In both scenarios, "Something In Your Smile" is sung by Dolittle when he realizes he himself has fallen for Emma; although Harrison's vocal for the song survives, the footage does not exist. Ultimately, the version screened in San Jose, California, which ran 151 minutes, became the final cut of the film.
The soundtrack release was accompanied by an enormous media blitz, with half a million copies of the mono and stereo LP soundtrack being issued in retail stores four months before the premiere. The song, "Talk to the Animals", was recorded internationally by Bobby Darin, Andy Williams, Tony Bennett, Dizzy Gillespie, Jack Jones, and Andre Kostelanetz. Sammy Davis Jr., who had been dropped from the film, recorded an entire album of music featured in the film. Bobby Darin Sings Doctor Dolittle was released on Atlantic Records in August 1967. Darin's recording of "Beautiful Things" from this LP was featured in a 2013 TV commercial for Etihad Airways. A cover version of the same song by the Shiny Lapel Trio was used in a 2008 Christmas television commercial campaign for the United States retail chain Kohl's.
In November 2017, the 50th Anniversary Expanded Soundtrack from La-La Land Records was released as a lavish 2-CD set and did include numerous demos, rehearsal takes, and alternative versions.

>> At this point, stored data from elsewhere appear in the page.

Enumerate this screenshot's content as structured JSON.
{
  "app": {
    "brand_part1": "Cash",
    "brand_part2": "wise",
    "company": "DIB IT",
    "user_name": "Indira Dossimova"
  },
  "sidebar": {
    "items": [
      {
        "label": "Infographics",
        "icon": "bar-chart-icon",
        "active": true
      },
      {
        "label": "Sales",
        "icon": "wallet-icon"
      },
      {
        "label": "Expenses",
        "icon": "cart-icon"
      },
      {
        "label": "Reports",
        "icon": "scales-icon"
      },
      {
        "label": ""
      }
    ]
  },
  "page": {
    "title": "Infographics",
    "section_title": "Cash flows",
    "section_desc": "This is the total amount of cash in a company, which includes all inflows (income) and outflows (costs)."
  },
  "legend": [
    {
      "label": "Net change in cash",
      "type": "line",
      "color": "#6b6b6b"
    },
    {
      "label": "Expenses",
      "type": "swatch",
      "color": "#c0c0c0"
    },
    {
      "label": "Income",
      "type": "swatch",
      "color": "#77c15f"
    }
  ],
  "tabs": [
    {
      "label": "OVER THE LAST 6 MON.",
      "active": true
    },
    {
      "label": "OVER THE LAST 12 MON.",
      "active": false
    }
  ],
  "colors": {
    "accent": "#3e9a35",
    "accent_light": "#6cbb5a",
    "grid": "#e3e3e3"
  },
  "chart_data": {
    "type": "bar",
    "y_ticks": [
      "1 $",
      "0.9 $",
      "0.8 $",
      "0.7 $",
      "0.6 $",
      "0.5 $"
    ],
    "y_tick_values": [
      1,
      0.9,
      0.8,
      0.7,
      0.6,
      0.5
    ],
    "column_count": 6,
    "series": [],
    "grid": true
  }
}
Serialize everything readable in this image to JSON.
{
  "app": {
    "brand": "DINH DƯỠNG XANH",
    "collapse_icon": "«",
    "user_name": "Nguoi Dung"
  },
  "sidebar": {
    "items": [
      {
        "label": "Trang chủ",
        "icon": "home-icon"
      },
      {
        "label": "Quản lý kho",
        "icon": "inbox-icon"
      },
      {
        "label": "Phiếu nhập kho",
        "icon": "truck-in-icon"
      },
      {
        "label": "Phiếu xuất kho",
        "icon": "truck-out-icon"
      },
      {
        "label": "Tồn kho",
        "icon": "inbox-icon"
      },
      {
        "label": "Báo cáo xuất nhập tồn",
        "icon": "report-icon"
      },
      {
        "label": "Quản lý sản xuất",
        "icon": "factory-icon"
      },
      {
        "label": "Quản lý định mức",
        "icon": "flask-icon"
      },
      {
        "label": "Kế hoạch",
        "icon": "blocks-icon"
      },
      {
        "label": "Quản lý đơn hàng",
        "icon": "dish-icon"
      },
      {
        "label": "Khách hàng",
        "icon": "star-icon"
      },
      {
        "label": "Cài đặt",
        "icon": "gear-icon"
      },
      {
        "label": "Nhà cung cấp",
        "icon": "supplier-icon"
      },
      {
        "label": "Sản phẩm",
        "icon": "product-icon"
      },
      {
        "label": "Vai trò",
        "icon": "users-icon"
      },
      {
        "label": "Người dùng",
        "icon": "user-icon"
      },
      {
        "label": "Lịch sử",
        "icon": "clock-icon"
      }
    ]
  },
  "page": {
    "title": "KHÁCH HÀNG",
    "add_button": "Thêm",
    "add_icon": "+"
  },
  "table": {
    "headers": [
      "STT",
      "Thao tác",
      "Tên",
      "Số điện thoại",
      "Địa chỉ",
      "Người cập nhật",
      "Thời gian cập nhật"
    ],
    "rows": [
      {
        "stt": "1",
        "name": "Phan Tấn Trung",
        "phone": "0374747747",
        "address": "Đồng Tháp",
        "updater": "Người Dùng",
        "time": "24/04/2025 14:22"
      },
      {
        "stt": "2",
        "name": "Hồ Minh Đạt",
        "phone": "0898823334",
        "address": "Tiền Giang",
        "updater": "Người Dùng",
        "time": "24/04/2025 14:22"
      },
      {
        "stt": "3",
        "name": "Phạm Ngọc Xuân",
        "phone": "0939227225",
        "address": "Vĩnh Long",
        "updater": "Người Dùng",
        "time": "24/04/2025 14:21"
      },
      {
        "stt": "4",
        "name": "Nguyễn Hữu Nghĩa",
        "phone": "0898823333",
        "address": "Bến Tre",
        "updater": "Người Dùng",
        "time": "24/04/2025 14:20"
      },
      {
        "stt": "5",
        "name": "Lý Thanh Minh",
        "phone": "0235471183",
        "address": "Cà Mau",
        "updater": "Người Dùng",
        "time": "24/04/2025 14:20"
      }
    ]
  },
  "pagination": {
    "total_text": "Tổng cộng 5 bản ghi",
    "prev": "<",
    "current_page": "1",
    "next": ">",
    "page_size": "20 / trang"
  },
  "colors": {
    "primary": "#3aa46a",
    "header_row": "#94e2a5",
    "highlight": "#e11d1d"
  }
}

|1.||"Overture"||20th Century Fox Studio Orchestra||1:15|
|2.||"My Friend the Doctor"||Anthony Newley||3:27|
|3.||"The Vegetarian"||Rex Harrison||4:31|
|4.||"Talk to the Animals"||Harrison||2:48|
|5.||"At the Crossroads"||Samantha Eggar and Diana Lee||2:07|
|6.||"I've Never Seen Anything Like It"||Richard Attenborough||2:26|
|8.||"When I Look in Your Eyes"||Harrison||1:47|
|11.||"Fabulous Places"||Harrison, Eggar, Lee, and Newley||3:46|
|12.||"Where Are The Words"||Newley||3:50|
|13.||"I Think I Like You"||Harrison, Eggar, and Lee||2:39|
|14.||"Doctor Dolittle"||Newley, William Dix, and Ginny Tyler||2:31|
|15.||"Something In Your Smile"||Harrison||2:33|
|16.||"My Friend the Doctor"||20th Century Fox Studio Orchestra & Chorus||0:56|
In 1998, the film was adapted into a stage musical, starring Phillip Schofield as Doctor Dolittle, a pre-recorded Julie Andrews as the voice of Dolittle's parrot Polynesia, and the animatronics of Jim Henson's Creature Shop. The show ran for 400 performances in London's West End and at the time was one of the most expensive musicals produced. The musical also starred Bryan Smyth, a former milkman and full-time actor and singer who later hosted his own TV game show for RTÉ.